I started to pull away, to call them.
“Don’t,” she said, still clinging to me. “Just let me stay here for a minute before they come up.”
I laid my head on hers and stroked her hair. “Long day?” I asked.
“Long life,” she said with a laugh. “When do I become the rich doctor’s wife lounging at country clubs, getting my nails done, and having maids make my bed?”
“Any day now.”
“Yeah, right.”
Just then Eileen came into the kitchen. “Daddy’s home!” she shouted. Mary Kate pounded up the stairs and the two of them ran over and hugged my leg. I bent down, kissed them both, tickled them in the armpit, and said I was glad to be home because I hadn’t spanked a kid in two days.
“Where’s the baby?” I said to Pat who had been wedged aside by the two little girls.
“He’s asleep in the crib.”
“Let’s go see your brother,” I told the girls.
“Yay!
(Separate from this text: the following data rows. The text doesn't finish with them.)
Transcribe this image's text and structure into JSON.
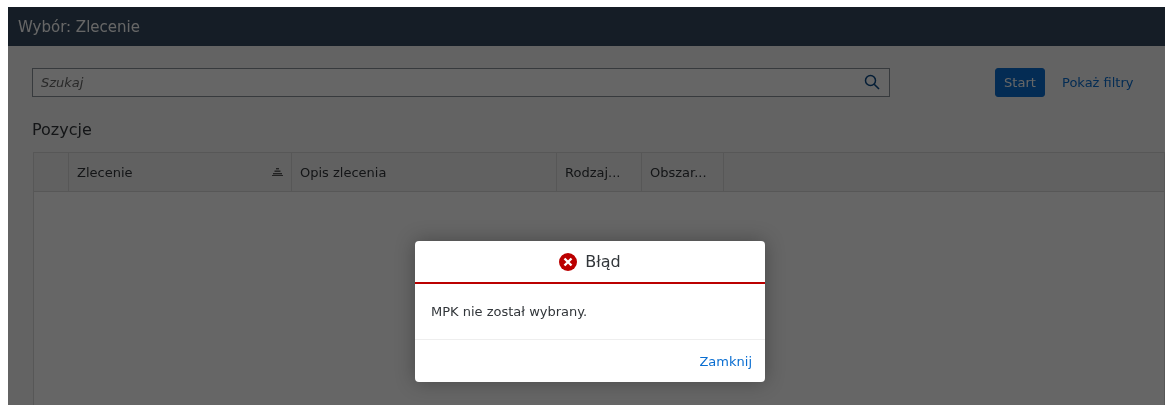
{
  "window": {
    "title": "Wybór: Zlecenie"
  },
  "search": {
    "placeholder": "Szukaj"
  },
  "start_button": "Start",
  "filters_link": "Pokaż filtry",
  "section_title": "Pozycje",
  "table": {
    "columns": [
      {
        "label": "Zlecenie",
        "sorted": true
      },
      {
        "label": "Opis zlecenia",
        "sorted": false
      },
      {
        "label": "Rodzaj...",
        "sorted": false
      },
      {
        "label": "Obszar...",
        "sorted": false
      }
    ]
  },
  "dialog": {
    "title": "Błąd",
    "message": "MPK nie został wybrany.",
    "close": "Zamknij"
  }
}
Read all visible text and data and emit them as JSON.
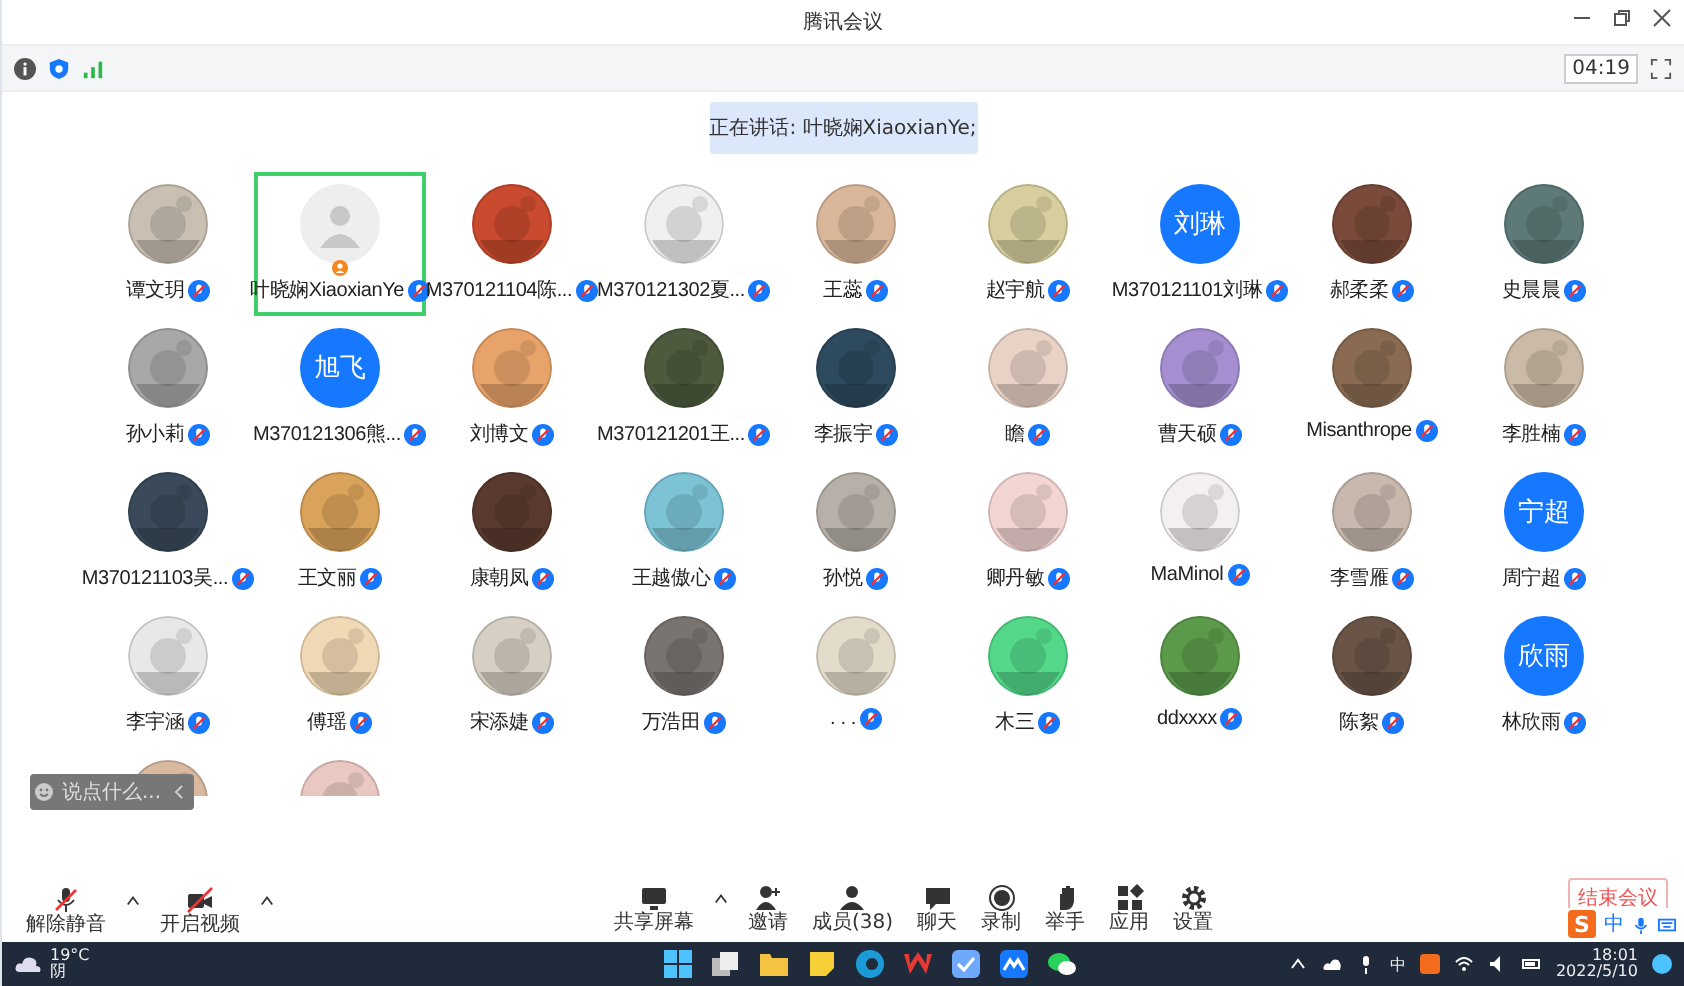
{
  "window": {
    "title": "腾讯会议",
    "timer": "04:19"
  },
  "speaking": "正在讲话: 叶晓娴XiaoxianYe;",
  "participants": [
    {
      "name": "谭文玥",
      "selected": false
    },
    {
      "name": "叶晓娴XiaoxianYe",
      "avatar": {
        "kind": "default",
        "color": "#eeeeee"
      },
      "selected": true
    },
    {
      "name": "M370121104陈...",
      "selected": false
    },
    {
      "name": "M370121302夏...",
      "selected": false
    },
    {
      "name": "王蕊",
      "selected": false
    },
    {
      "name": "赵宇航",
      "selected": false
    },
    {
      "name": "M370121101刘琳",
      "avatar": {
        "kind": "text",
        "color": "#1677ff",
        "text": "刘琳"
      },
      "selected": false
    },
    {
      "name": "郝柔柔",
      "selected": false
    },
    {
      "name": "史晨晨",
      "selected": false
    },
    {
      "name": "孙小莉",
      "selected": false
    },
    {
      "name": "M370121306熊...",
      "avatar": {
        "kind": "text",
        "color": "#1677ff",
        "text": "旭飞"
      },
      "selected": false
    },
    {
      "name": "刘博文",
      "selected": false
    },
    {
      "name": "M370121201王...",
      "selected": false
    },
    {
      "name": "李振宇",
      "selected": false
    },
    {
      "name": "瞻",
      "selected": false
    },
    {
      "name": "曹天硕",
      "selected": false
    },
    {
      "name": "Misanthrope",
      "selected": false
    },
    {
      "name": "李胜楠",
      "selected": false
    },
    {
      "name": "M370121103吴...",
      "selected": false
    },
    {
      "name": "王文丽",
      "selected": false
    },
    {
      "name": "康朝凤",
      "selected": false
    },
    {
      "name": "王越傲心",
      "selected": false
    },
    {
      "name": "孙悦",
      "selected": false
    },
    {
      "name": "卿丹敏",
      "selected": false
    },
    {
      "name": "MaMinol",
      "selected": false
    },
    {
      "name": "李雪雁",
      "selected": false
    },
    {
      "name": "周宁超",
      "avatar": {
        "kind": "text",
        "color": "#1677ff",
        "text": "宁超"
      },
      "selected": false
    },
    {
      "name": "李宇涵",
      "selected": false
    },
    {
      "name": "傅瑶",
      "selected": false
    },
    {
      "name": "宋添婕",
      "selected": false
    },
    {
      "name": "万浩田",
      "selected": false
    },
    {
      "name": ". . .",
      "selected": false
    },
    {
      "name": "木三",
      "selected": false
    },
    {
      "name": "ddxxxx",
      "selected": false
    },
    {
      "name": "陈絮",
      "selected": false
    },
    {
      "name": "林欣雨",
      "avatar": {
        "kind": "text",
        "color": "#1677ff",
        "text": "欣雨"
      },
      "selected": false
    },
    {
      "selected": false
    },
    {
      "selected": false
    }
  ],
  "chat_input": {
    "placeholder": "说点什么..."
  },
  "toolbar_left": [
    {
      "kind": "mic",
      "label": "解除静音",
      "has_menu": true
    },
    {
      "kind": "camera",
      "label": "开启视频",
      "has_menu": true
    }
  ],
  "toolbar_center": [
    {
      "kind": "screen",
      "label": "共享屏幕",
      "has_menu": true
    },
    {
      "kind": "invite",
      "label": "邀请",
      "has_menu": false
    },
    {
      "kind": "members",
      "label": "成员(38)",
      "has_menu": false
    },
    {
      "kind": "chat",
      "label": "聊天",
      "has_menu": false
    },
    {
      "kind": "record",
      "label": "录制",
      "has_menu": false
    },
    {
      "kind": "hand",
      "label": "举手",
      "has_menu": false
    },
    {
      "kind": "apps",
      "label": "应用",
      "has_menu": false
    },
    {
      "kind": "gear",
      "label": "设置",
      "has_menu": false
    }
  ],
  "end_button": "结束会议",
  "ime_bar": {
    "logo": "S",
    "mode": "中"
  },
  "taskbar": {
    "weather": {
      "temp": "19°C",
      "desc": "阴"
    },
    "tray_lang": "中",
    "time": "18:01",
    "date": "2022/5/10"
  }
}
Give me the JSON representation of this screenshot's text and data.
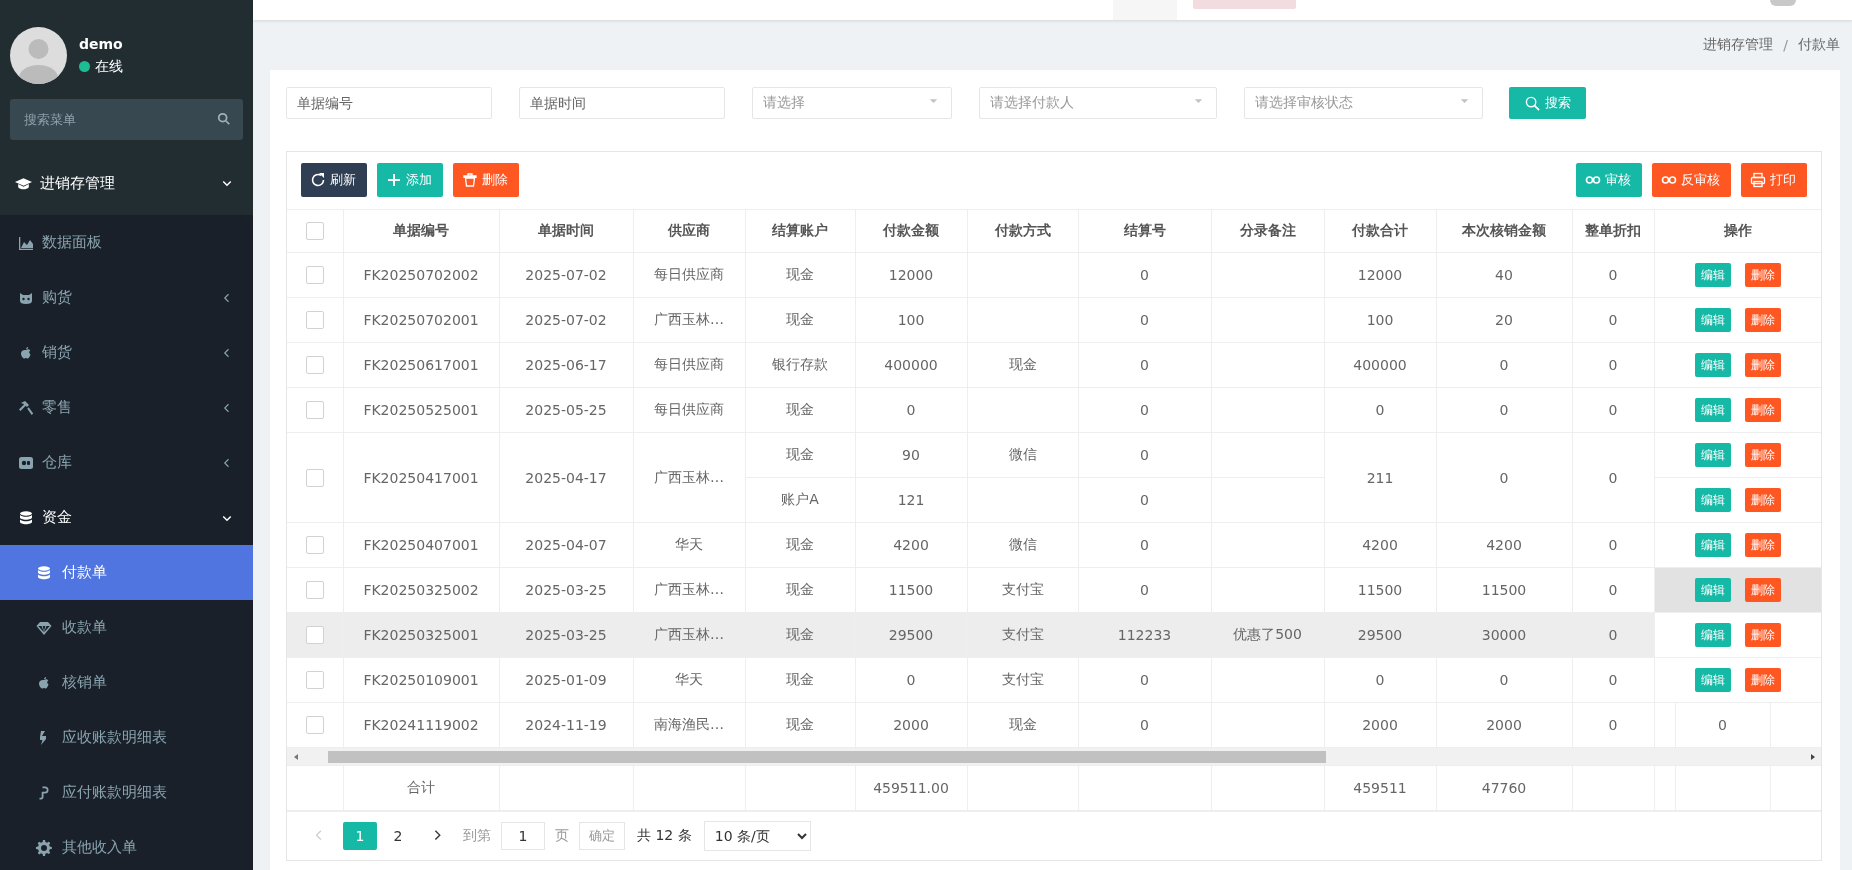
{
  "sidebar": {
    "user": {
      "name": "demo",
      "status": "在线",
      "online": true
    },
    "search": {
      "placeholder": "搜索菜单"
    },
    "menu": [
      {
        "label": "进销存管理",
        "expanded": true,
        "selected": false,
        "children": [
          {
            "label": "数据面板",
            "selected": false
          },
          {
            "label": "购货",
            "expanded": false,
            "selected": false
          },
          {
            "label": "销货",
            "expanded": false,
            "selected": false
          },
          {
            "label": "零售",
            "expanded": false,
            "selected": false
          },
          {
            "label": "仓库",
            "expanded": false,
            "selected": false
          },
          {
            "label": "资金",
            "expanded": true,
            "selected": false,
            "children": [
              {
                "label": "付款单",
                "selected": true
              },
              {
                "label": "收款单",
                "selected": false
              },
              {
                "label": "核销单",
                "selected": false
              },
              {
                "label": "应收账款明细表",
                "selected": false
              },
              {
                "label": "应付账款明细表",
                "selected": false
              },
              {
                "label": "其他收入单",
                "selected": false
              }
            ]
          }
        ]
      }
    ]
  },
  "breadcrumb": {
    "items": [
      "进销存管理",
      "付款单"
    ],
    "separator": "/"
  },
  "filters": [
    {
      "kind": "input",
      "placeholder": "单据编号"
    },
    {
      "kind": "input",
      "placeholder": "单据时间"
    },
    {
      "kind": "select",
      "placeholder": "请选择"
    },
    {
      "kind": "select",
      "placeholder": "请选择付款人"
    },
    {
      "kind": "select",
      "placeholder": "请选择审核状态"
    }
  ],
  "search_button": "搜索",
  "toolbar": {
    "left": [
      {
        "label": "刷新",
        "color": "#2f3e52"
      },
      {
        "label": "添加",
        "color": "#16b9a6"
      },
      {
        "label": "删除",
        "color": "#ff5722"
      }
    ],
    "right": [
      {
        "label": "审核",
        "color": "#16b9a6"
      },
      {
        "label": "反审核",
        "color": "#ff5722"
      },
      {
        "label": "打印",
        "color": "#ff5722"
      }
    ]
  },
  "table": {
    "all_selected": false,
    "columns": [
      "单据编号",
      "单据时间",
      "供应商",
      "结算账户",
      "付款金额",
      "付款方式",
      "结算号",
      "分录备注",
      "付款合计",
      "本次核销金额",
      "整单折扣",
      "操作"
    ],
    "rows": [
      {
        "number": "FK20250702002",
        "date": "2025-07-02",
        "supplier": "每日供应商",
        "lines": [
          {
            "account": "现金",
            "amount": "12000",
            "settlement_no": "0"
          }
        ],
        "total": "12000",
        "writeoff": "40",
        "discount": "0",
        "selected": false,
        "highlighted": false
      },
      {
        "number": "FK20250702001",
        "date": "2025-07-02",
        "supplier": "广西玉林…",
        "lines": [
          {
            "account": "现金",
            "amount": "100",
            "settlement_no": "0"
          }
        ],
        "total": "100",
        "writeoff": "20",
        "discount": "0",
        "selected": false,
        "highlighted": false
      },
      {
        "number": "FK20250617001",
        "date": "2025-06-17",
        "supplier": "每日供应商",
        "lines": [
          {
            "account": "银行存款",
            "amount": "400000",
            "method": "现金",
            "settlement_no": "0"
          }
        ],
        "total": "400000",
        "writeoff": "0",
        "discount": "0",
        "selected": false,
        "highlighted": false
      },
      {
        "number": "FK20250525001",
        "date": "2025-05-25",
        "supplier": "每日供应商",
        "lines": [
          {
            "account": "现金",
            "amount": "0",
            "settlement_no": "0"
          }
        ],
        "total": "0",
        "writeoff": "0",
        "discount": "0",
        "selected": false,
        "highlighted": false
      },
      {
        "number": "FK20250417001",
        "date": "2025-04-17",
        "supplier": "广西玉林…",
        "lines": [
          {
            "account": "现金",
            "amount": "90",
            "method": "微信",
            "settlement_no": "0"
          },
          {
            "account": "账户A",
            "amount": "121",
            "settlement_no": "0"
          }
        ],
        "total": "211",
        "writeoff": "0",
        "discount": "0",
        "selected": false,
        "highlighted": false
      },
      {
        "number": "FK20250407001",
        "date": "2025-04-07",
        "supplier": "华天",
        "lines": [
          {
            "account": "现金",
            "amount": "4200",
            "method": "微信",
            "settlement_no": "0"
          }
        ],
        "total": "4200",
        "writeoff": "4200",
        "discount": "0",
        "selected": false,
        "highlighted": false
      },
      {
        "number": "FK20250325002",
        "date": "2025-03-25",
        "supplier": "广西玉林…",
        "lines": [
          {
            "account": "现金",
            "amount": "11500",
            "method": "支付宝",
            "settlement_no": "0"
          }
        ],
        "total": "11500",
        "writeoff": "11500",
        "discount": "0",
        "selected": false,
        "highlighted": false
      },
      {
        "number": "FK20250325001",
        "date": "2025-03-25",
        "supplier": "广西玉林…",
        "lines": [
          {
            "account": "现金",
            "amount": "29500",
            "method": "支付宝",
            "settlement_no": "112233",
            "note": "优惠了500"
          }
        ],
        "total": "29500",
        "writeoff": "30000",
        "discount": "0",
        "selected": false,
        "highlighted": true
      },
      {
        "number": "FK20250109001",
        "date": "2025-01-09",
        "supplier": "华天",
        "lines": [
          {
            "account": "现金",
            "amount": "0",
            "method": "支付宝",
            "settlement_no": "0"
          }
        ],
        "total": "0",
        "writeoff": "0",
        "discount": "0",
        "selected": false,
        "highlighted": false
      },
      {
        "number": "FK20241119002",
        "date": "2024-11-19",
        "supplier": "南海渔民…",
        "lines": [
          {
            "account": "现金",
            "amount": "2000",
            "method": "现金",
            "settlement_no": "0"
          }
        ],
        "total": "2000",
        "writeoff": "2000",
        "discount": "0",
        "column_13": "0",
        "selected": false,
        "highlighted": false
      }
    ],
    "actions": [
      {
        "buttons": [
          "编辑",
          "删除"
        ],
        "highlighted": false
      },
      {
        "buttons": [
          "编辑",
          "删除"
        ],
        "highlighted": false
      },
      {
        "buttons": [
          "编辑",
          "删除"
        ],
        "highlighted": false
      },
      {
        "buttons": [
          "编辑",
          "删除"
        ],
        "highlighted": false
      },
      {
        "buttons": [
          "编辑",
          "删除"
        ],
        "highlighted": false
      },
      {
        "buttons": [
          "编辑",
          "删除"
        ],
        "highlighted": false
      },
      {
        "buttons": [
          "编辑",
          "删除"
        ],
        "highlighted": false
      },
      {
        "buttons": [
          "编辑",
          "删除"
        ],
        "highlighted": true
      },
      {
        "buttons": [
          "编辑",
          "删除"
        ],
        "highlighted": false
      },
      {
        "buttons": [
          "编辑",
          "删除"
        ],
        "highlighted": false
      }
    ],
    "footer": {
      "label": "合计",
      "amount": "459511.00",
      "total": "459511",
      "writeoff": "47760"
    }
  },
  "pagination": {
    "pages": [
      {
        "label": "1",
        "selected": true
      },
      {
        "label": "2",
        "selected": false
      }
    ],
    "goto_label": "到第",
    "goto_value": "1",
    "page_label": "页",
    "confirm": "确定",
    "total": "共 12 条",
    "page_size": "10 条/页"
  }
}
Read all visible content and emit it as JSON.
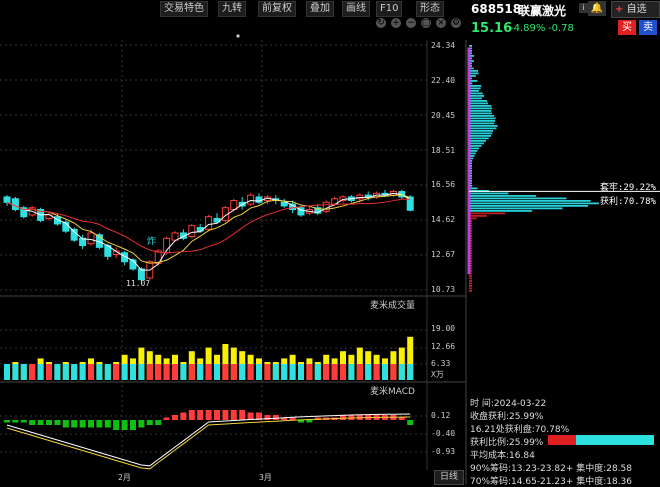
{
  "toolbar": {
    "items": [
      "交易特色",
      "九转",
      "前复权",
      "叠加",
      "画线",
      "F10",
      "形态"
    ]
  },
  "stock": {
    "code": "688518",
    "name": "联赢激光",
    "price": "15.16",
    "change_pct": "-4.89%",
    "change": "-0.78",
    "buy_label": "买",
    "sell_label": "卖",
    "watch_label": "自选",
    "watch_plus": "+"
  },
  "price_axis": [
    "24.34",
    "22.40",
    "20.45",
    "18.51",
    "16.56",
    "14.62",
    "12.67",
    "10.73"
  ],
  "low_marker": "11.07",
  "zha_label": "炸",
  "volume_panel": {
    "title": "麦米成交量",
    "axis": [
      "19.00",
      "12.66",
      "6.33"
    ],
    "unit": "X万"
  },
  "macd_panel": {
    "title": "麦米MACD",
    "axis": [
      "0.12",
      "-0.40",
      "-0.93"
    ]
  },
  "time_axis": [
    "2月",
    "3月"
  ],
  "period_btn": "日线",
  "chip": {
    "loss_label": "套牢:29.22%",
    "profit_label": "获利:70.78%"
  },
  "chip_info": {
    "time": "时     间:2024-03-22",
    "close_profit": "收盘获利:25.99%",
    "line2": "16.21处获利盘:70.78%",
    "profit_ratio": "获利比例:25.99%",
    "avg_cost": "平均成本:16.84",
    "line5": "90%筹码:13.23-23.82+ 集中度:28.58",
    "line6": "70%筹码:14.65-21.23+ 集中度:18.36"
  },
  "colors": {
    "up": "#ff3b3b",
    "down": "#2fe0e0",
    "ma_white": "#ffffff",
    "ma_yellow": "#f2d43a",
    "ma_red": "#e33030",
    "volume_yellow": "#f8f000",
    "chip_cyan": "#29d0d8",
    "chip_purple": "#c040e0",
    "chip_red": "#c02020"
  }
}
Yay!” they said, clapping their hands. He was their favorite toy. They liked to poke and prod and pull at him like he was one of their Barbies.
“You stay away from that baby,” Patti said. “If you wake him, I’ll murder all of you. The poor thing needs his rest.”
The poor thing needs his rest—and this from a woman who had just given birth to her third baby in three years, a woman who had defied her parents to marry a guy with no money, a guy who then tore her away from home, moved her four hundred miles away, and then left her alone for days at a time.
Patti was at the sink again, her back to me. I watched as she wiped away a wisp of hair with the back of her hand. Overcome with a sudden feeling of tenderness, I came up behind her and put my arms around her.
She could tell by the way I held her something was wrong. “What’s the matter?” she asked, trying to turn around and face me.
But I held her tighter and bent my head down closer to hers. “I’m what’s the matter,” I whispered in her ear, “and you’re what’s not.”
“What are you talking about?” She wiggled free and turned to face me.
I smiled sheepishly and held out my arms to her. “I was just thinking that for a guy who works a hundred hours a week at two different jobs and who has a wife, three kids, and no money, I’m a pretty lucky guy.”